I shook my head in disgust. Nobody could have misunderstood the situation. I simply don’t believe somebody that stupid could operate a boat. The only explanation is that they all just chose to carry on, for all their private reasons. Maybe they didn’t want a large and visibly Turkish man in their boat. Maybe they appeased themselves by looking at all the others carrying right on by with them. Maybe they all thought ”Surely someone will help him before it really gets dangerous”. But nobody did, even for so long after it became dangerous that it got almost impossible. If I’d come along only a few minutes later, he would have been so far into the surf that I wouldn’t have risked our lives in order to save him.

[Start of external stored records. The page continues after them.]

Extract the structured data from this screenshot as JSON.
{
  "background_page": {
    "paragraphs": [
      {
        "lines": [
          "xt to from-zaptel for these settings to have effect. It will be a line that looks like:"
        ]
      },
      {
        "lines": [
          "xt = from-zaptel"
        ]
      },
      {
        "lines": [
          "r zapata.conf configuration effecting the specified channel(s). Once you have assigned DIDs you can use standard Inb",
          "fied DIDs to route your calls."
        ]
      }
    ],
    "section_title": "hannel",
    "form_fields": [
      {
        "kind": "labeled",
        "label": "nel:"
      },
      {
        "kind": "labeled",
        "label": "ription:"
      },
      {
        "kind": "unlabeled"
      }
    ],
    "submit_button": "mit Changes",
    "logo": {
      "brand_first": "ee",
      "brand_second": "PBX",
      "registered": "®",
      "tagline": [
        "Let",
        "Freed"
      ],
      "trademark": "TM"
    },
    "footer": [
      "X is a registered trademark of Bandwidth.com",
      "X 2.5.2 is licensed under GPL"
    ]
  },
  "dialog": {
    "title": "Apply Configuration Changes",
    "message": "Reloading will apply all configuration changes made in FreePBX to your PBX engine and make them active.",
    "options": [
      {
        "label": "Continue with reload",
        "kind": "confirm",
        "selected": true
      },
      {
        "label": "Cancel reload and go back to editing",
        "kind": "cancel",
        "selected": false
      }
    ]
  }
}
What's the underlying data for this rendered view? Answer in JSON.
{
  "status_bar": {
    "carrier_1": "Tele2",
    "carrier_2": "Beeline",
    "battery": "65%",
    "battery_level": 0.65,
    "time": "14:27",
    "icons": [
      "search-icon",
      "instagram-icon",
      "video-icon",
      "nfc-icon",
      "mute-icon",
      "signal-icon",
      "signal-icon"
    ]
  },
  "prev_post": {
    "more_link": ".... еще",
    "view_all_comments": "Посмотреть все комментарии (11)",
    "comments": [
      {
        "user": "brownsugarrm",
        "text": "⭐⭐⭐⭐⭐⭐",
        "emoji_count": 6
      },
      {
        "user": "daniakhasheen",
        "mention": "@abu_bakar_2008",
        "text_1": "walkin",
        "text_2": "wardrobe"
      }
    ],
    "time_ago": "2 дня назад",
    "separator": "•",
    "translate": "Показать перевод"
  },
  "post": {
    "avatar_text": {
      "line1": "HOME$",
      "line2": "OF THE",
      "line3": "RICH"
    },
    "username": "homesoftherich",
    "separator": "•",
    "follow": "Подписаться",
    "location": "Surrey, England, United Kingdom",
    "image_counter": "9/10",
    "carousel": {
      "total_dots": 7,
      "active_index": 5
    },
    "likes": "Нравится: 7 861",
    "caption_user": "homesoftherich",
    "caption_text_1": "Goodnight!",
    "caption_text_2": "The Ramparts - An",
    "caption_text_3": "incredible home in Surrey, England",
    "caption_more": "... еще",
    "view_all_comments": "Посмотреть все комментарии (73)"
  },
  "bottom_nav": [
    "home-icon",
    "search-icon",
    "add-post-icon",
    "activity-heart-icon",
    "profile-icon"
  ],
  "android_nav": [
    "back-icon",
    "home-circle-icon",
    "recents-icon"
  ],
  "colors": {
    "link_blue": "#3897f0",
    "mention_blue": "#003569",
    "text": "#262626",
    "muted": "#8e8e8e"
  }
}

So where does that leave me? In a cold, lasting fury is where. What if I’m out on a bad day among "fellow" boaters, and I suffer a mechanical failure? And what if I’m unkempt enough to make the nice people in the nice boats think that maybe I smell bad? Well, experience now tells me I’ll get smeared on the rocks. Maybe it's useful to know that, but at the time of this writing, I still wish I didn't.
You write intolerably well, son. As with some other of your pieces, I suggest you try to have this published for a broader forum.
ReplyDeleteIn contrast to your story, it's comforting to note that when earlier in the year I tripped out of my boat, very few people were out boating but the ones that noticed my situation brought help. Immediately.